泊原発を再稼働させない・核ゴミを持ち込ませない北海道連絡会
代表 市川守弘

 

 政府は2023年2月10日、最終処分関係閣僚会議を開き、特定放射性廃棄物の最終処分に関する基本方針の改定案を公表しました。私たちは、この改定案が地域社会を分断し、地方自治を毀損することから、この改定案に抗議し、改定案の撤回を求めます。


 これまでも原子力発電・核燃サイクル・核ゴミの地層処分など核関連の事業が進められるときに、民主的な公論形成、開かれた透明性の高い政策プロセスにより、当該市町村の住民や県・道などの広域自治体の住民が、その必要性や安全性について充分納得した上で受け入れるということは行われてきませんでした。核関連事業が進められる市町村では、首長が隠密裏にことを進めたり、その土地の建設業者などで構成される商工会議所が議会に誘致決議を求めたりする形で電撃的に受け入れが決まるなど、民主的とは言えない手法が頻繁に行われてきました。そのためそれらの建設計画が明るみに出たとき、ほとんどの住民にとっては「寝耳に水」であり、しかも住民に検討の時間を与えず、明るみに出てからごく短期間で事業が開始されてしまうということが多くみられてきました。このような例は日本全国で枚挙にいとまがありませんが、北海道における寿都・神恵内での特定放射性廃棄物最終処分場建設に向けた調査の開始も、まさにそのように行われました。
 また地方自治体の首長などを動かすために巨額のお金が、国からの交付金や事業者からの寄付金などの形で投入されてきました。また事業主体とその関係者による饗応、見学と称しての核関連施設立地地域へのツアーへの招待なども盛んにおこなわれてきました。
 今回の改定案では「国は、政府一丸となって、かつ、政府の責任で、最終処分に向けて取り組んでいく」とあるように、国が前面に立つことが強調されています。また「国は、機構及び発電用原子炉設置者等と連携して、全国の地方公共団体や関係団体等を個別に訪問すること等により、相互理解促進活動を強化する。機構は、地方公共団体及び関係住民の声を従来以上に丁寧に聞くとともに、相互理解を深めるための地域の体制を構築すること等により、全国での相互理解促進活動を強化する。
 国は、概要調査地区等の選定の円滑な実現に向けた機構による調査の実施その他の活動に対する理解と協力について、地域における機構等の取組や、関係地方公共団体・関係団体等の検討・対応の状況を踏まえ、段階的に、当該関係地方公共団体・関係団体等に申し入れるものとする」という部分がほぼ新しく加えられました。しかし国、NUMO、電力会社が地方自治体や関係団体を訪問して行う「相互理解促進活動」の中身は何か、「関係住民の声」の「関係住民」とはどのような人々か、「段階的」に申し入れるとは、実際どういうことかと私たちは考えます。
 情報公開などの透明性が担保され、さらに第3者機関の主催により、推進するもの、反対意見を述べるもの、よく分からないとするものなどの多様な意見が自由に交わされる場が保証され、市町村住民・県民や道民などの十分な納得が得られなければ撤退することが可能であるなど、住民の意思を尊重する進め方が行われるのでなければ、核ゴミの最終処分地選定にあたって、これまでの公正さに欠ける手法を、今度は国が、政府一丸となって行っていくための「改定」ではないかと考えざるをえません。

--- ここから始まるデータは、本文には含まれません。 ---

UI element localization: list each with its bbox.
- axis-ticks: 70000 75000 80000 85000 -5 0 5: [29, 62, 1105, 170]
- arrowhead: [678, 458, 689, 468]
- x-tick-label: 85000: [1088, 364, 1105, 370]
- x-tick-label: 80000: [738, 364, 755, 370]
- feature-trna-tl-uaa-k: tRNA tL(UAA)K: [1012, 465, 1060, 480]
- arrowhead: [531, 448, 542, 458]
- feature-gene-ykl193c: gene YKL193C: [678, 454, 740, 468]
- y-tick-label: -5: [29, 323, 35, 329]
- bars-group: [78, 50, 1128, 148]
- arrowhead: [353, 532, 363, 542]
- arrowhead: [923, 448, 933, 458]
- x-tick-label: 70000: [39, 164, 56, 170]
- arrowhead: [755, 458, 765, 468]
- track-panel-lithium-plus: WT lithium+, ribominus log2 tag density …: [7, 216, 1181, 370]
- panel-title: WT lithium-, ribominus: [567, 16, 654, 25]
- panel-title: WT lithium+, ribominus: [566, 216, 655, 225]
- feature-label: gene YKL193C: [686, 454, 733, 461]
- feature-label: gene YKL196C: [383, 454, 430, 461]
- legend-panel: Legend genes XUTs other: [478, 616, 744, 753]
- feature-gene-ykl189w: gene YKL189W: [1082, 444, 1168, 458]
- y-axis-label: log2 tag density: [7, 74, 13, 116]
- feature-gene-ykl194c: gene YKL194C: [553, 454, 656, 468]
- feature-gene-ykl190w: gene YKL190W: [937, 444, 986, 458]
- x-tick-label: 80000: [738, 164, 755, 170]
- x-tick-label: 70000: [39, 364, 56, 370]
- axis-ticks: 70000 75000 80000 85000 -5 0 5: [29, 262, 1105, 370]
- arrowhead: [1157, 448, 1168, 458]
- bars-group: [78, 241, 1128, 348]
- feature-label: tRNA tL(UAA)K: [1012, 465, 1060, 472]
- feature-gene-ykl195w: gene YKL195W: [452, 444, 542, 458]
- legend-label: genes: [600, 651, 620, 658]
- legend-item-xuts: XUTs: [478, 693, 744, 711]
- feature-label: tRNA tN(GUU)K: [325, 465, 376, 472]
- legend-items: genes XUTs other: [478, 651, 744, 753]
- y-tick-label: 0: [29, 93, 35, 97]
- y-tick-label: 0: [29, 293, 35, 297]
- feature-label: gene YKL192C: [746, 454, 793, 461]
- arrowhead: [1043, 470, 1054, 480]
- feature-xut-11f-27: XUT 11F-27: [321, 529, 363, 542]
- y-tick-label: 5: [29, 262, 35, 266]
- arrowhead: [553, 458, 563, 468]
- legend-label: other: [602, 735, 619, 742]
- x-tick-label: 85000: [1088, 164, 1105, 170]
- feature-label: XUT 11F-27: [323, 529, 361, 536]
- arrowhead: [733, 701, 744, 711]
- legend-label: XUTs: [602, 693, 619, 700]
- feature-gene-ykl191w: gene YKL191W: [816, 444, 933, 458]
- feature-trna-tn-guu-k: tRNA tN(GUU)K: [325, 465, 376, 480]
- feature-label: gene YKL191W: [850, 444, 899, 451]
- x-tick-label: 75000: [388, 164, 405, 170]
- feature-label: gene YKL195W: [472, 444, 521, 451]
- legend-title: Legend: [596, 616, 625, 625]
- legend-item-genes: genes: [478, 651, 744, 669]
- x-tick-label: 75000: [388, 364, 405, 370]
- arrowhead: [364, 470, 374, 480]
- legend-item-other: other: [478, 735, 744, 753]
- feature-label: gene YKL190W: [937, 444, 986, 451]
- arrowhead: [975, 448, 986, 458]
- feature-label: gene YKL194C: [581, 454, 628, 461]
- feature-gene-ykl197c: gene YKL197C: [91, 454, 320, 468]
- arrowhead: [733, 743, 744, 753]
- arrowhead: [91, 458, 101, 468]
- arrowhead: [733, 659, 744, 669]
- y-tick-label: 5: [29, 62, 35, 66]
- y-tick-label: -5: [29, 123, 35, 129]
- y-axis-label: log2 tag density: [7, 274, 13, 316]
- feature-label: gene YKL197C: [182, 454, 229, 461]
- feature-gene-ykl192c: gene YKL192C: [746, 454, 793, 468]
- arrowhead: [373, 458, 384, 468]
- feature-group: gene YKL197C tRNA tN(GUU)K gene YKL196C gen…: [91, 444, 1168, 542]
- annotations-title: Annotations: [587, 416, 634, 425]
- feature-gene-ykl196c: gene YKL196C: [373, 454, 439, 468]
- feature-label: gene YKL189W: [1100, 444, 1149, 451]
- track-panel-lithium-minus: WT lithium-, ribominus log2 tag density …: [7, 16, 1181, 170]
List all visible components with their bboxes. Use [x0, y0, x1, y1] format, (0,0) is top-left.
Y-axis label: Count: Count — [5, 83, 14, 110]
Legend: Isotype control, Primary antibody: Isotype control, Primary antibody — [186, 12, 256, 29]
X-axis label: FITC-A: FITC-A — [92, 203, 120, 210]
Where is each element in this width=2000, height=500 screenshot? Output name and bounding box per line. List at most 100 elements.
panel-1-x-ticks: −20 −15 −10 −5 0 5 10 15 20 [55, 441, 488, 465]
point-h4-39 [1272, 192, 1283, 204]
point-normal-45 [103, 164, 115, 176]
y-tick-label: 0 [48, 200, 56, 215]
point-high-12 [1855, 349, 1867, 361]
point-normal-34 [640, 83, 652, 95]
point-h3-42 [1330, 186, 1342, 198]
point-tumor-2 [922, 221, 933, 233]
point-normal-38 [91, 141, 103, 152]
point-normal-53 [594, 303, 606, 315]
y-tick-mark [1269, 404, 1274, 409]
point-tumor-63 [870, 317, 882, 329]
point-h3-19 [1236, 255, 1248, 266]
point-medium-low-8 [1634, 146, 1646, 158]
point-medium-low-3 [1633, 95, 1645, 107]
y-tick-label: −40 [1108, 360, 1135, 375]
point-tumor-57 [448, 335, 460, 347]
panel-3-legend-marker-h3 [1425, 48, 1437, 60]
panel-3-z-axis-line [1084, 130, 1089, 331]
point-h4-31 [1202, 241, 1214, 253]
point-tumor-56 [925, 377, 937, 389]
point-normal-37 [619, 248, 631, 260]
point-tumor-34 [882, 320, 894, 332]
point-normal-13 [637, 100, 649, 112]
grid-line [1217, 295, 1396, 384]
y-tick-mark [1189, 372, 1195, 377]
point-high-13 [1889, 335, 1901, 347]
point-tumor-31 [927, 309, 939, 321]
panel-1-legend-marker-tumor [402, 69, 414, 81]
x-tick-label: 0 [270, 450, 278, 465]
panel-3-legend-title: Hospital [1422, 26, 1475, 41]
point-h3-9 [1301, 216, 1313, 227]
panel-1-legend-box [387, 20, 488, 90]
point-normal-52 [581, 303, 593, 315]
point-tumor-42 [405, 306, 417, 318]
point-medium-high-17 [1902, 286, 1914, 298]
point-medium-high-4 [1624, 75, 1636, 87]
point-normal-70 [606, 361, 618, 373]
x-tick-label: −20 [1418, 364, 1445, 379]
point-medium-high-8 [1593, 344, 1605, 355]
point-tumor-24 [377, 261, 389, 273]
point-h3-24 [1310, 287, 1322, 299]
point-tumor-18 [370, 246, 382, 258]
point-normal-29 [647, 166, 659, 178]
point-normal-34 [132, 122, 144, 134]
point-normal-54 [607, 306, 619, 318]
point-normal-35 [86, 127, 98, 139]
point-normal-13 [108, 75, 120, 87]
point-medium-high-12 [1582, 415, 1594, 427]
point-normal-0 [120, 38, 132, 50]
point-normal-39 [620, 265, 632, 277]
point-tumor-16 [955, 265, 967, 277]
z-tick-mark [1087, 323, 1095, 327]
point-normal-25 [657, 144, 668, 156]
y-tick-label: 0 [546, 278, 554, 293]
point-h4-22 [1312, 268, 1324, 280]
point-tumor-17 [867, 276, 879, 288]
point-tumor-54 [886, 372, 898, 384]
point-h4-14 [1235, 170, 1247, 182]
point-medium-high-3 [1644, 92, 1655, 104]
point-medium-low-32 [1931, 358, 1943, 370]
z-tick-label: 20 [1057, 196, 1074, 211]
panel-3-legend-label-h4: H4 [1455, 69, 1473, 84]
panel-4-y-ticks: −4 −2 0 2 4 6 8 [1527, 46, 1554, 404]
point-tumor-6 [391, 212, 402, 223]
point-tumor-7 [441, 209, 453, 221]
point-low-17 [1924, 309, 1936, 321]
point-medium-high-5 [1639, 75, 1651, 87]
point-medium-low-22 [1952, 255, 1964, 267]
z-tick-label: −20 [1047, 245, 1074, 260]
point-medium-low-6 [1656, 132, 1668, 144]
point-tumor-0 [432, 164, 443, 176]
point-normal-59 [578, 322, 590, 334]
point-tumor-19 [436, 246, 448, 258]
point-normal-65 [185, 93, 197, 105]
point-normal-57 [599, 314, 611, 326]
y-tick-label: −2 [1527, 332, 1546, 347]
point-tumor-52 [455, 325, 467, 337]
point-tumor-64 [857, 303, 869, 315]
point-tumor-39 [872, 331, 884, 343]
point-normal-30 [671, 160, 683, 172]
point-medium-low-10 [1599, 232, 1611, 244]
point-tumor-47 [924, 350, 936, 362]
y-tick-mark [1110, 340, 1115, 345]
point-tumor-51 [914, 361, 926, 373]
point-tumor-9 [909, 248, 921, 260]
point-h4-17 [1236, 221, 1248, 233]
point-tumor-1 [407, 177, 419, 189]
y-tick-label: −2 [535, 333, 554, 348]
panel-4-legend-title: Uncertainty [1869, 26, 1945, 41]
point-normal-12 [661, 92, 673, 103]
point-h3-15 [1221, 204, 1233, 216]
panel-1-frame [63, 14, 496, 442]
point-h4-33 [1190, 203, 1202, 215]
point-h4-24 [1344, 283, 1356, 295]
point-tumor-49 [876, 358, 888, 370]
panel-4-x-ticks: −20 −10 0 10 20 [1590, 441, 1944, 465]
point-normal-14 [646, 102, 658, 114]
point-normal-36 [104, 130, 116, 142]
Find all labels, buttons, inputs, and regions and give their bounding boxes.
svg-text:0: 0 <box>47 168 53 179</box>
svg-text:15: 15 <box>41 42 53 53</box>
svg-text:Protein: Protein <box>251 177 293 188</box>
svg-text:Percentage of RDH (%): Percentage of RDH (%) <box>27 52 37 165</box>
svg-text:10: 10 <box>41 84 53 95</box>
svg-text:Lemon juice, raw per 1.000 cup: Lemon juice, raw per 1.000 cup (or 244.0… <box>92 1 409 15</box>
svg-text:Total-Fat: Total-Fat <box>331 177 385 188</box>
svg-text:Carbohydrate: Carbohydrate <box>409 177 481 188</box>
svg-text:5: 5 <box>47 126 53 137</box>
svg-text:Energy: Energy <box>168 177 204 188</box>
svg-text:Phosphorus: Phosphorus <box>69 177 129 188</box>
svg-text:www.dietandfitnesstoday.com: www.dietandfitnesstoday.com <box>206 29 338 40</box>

 今回の改定案は、現在まで核関連施設を建設するにあたって水面下で行われてきた市町村の首長と一部住民の取り込み、県や道などの首長への圧力、交付金などお金による誘導など、不透明で不公正な手法を、国の方針として行うことを明言したものであると私たちは考えます。
 このような不透明で非民主的な手法を国が前面に立って進めることは、今まで以上に地域を分断し、人間関係を引き裂きます。古くからの友人と心おきなく会話をすることもできなくなり、家族や親せきの間にも軋轢を生じさせます。
 また、核施設の受け入れの見返りに多額のお金を受け取らせる手法は、財政の健全性を損ないますが、さらに今回の改正案で述べられているように「国が『関係府省庁連絡会議』および『地方支分局連絡会議』を設置して地方公共団体の関心や意向を的確に受け止め、関係省庁の連携の下、それに応えていくこととし、当該地域の将来の持続的発展に向けて取り組む」というような丸抱えの発想は、確実に地方自治をむしばみ、地域の活力を奪います。
 私たちは、上記の理由から「特定放射性廃棄物の最終処分に関する基本方針の改定案」に抗議し、撤回を求めます。